David Phillips, principal at David Phillips Financial Planning, is new to the sector, having just completing the licences.
“We get lots of client requests to do this type of work,” he notes, “so we thought it would it be best to get ourselves ready and fit for purpose. We possibly should have done this quite a while ago because the requirement is becoming more and more relevant to the sort of advice.
“We have a total of around 350 active clients of which 60% of those are over the age of 60 – our oldest client is 103 years of age!
“Rather than referring them, we found clients like to have a one-stop shop, but also for the client to feel that you’ve got your arms around them and you’re able to provide advice along with the other things you’ve done in the past.
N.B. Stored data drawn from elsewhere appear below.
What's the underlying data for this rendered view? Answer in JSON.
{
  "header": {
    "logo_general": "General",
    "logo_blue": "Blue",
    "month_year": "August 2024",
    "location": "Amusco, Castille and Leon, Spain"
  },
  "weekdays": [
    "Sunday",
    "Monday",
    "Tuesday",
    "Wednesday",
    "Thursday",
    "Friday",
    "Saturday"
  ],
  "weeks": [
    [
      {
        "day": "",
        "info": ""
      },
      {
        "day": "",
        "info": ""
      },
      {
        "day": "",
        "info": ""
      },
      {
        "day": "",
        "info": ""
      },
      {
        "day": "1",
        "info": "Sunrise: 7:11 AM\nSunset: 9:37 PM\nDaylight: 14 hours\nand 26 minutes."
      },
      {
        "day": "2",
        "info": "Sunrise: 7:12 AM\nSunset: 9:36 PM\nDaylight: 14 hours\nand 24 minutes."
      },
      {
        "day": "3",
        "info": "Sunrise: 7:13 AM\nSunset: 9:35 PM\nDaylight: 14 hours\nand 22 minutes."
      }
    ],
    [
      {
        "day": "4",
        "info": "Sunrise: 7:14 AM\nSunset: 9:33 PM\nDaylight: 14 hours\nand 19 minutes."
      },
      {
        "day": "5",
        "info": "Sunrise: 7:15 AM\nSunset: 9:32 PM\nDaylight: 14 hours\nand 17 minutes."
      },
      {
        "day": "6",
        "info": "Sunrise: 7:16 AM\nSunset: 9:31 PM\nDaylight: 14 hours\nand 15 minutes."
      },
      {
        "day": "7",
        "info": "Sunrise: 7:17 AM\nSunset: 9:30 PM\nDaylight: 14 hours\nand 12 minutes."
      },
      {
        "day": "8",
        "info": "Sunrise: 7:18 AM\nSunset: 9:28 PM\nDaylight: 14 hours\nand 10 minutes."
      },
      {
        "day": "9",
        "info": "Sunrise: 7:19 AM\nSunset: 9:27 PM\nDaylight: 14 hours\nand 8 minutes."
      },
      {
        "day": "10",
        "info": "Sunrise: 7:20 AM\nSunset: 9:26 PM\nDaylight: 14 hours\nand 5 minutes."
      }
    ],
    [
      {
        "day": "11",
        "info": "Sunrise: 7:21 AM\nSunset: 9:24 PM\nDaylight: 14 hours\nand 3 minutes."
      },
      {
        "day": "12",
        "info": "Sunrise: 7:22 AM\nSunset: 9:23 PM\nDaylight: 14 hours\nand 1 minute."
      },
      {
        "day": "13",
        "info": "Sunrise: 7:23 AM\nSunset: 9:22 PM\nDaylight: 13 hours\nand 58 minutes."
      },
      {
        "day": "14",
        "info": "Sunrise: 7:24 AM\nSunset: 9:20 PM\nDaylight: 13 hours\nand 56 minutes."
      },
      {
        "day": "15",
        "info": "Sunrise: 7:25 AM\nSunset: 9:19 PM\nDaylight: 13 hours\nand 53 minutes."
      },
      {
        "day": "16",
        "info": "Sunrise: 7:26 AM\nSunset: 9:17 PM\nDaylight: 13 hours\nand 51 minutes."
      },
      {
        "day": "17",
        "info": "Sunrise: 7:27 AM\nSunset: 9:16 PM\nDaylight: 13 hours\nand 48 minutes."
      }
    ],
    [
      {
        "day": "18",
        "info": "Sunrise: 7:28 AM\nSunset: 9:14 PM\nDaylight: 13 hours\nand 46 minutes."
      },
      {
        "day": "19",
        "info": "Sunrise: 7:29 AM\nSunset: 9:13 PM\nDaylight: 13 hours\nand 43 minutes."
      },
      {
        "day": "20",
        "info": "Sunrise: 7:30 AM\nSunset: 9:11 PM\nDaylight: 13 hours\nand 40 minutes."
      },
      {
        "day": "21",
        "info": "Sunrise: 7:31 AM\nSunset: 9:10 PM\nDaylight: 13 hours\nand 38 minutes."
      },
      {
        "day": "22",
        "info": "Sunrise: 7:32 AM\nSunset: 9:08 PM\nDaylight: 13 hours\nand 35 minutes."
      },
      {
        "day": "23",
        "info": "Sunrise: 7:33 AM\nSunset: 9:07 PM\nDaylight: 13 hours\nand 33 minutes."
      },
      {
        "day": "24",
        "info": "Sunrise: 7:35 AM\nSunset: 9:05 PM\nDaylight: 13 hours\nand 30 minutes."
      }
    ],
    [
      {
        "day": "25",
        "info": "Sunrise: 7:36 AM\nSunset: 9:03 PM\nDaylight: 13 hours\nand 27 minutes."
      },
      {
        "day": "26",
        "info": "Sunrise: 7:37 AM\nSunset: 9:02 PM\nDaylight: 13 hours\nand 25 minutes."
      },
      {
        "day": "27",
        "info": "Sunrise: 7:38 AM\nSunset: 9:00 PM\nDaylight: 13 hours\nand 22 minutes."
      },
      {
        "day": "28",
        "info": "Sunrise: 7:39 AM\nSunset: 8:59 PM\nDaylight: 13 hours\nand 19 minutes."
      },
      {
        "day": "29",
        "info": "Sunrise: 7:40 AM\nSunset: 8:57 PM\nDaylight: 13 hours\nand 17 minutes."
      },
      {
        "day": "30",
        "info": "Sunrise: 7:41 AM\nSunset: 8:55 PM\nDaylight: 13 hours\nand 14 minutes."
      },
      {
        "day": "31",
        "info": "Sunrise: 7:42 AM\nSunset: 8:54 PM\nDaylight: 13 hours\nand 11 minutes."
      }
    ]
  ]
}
I think it’s essential.”
Phillips sees the issue of vulnerability as vitally important and with that comes a much higher degree of appreciation of where the client is in life.
“One of the things which I haven’t got my head around yet is how when you actually start to involve the wider family and you have the client who wants to make this decision, you possibly have three children, two are supportive and one is not; how you actually bridge that gap?
“You’re not just actually having to educate the person who wants to [follow the advice], whether it’s equity release, or not, but you have to educate the other people in the audience. It’s quite a difficult conversation. You are trying to do with all these different perceptions of what it is you’re trying to do.
“Vulnerability means its very important way that we give the right advice. From the compliance point of view, things change over time so we have to ensure that the advice we have given is robust, not just now, but also in the future as well.”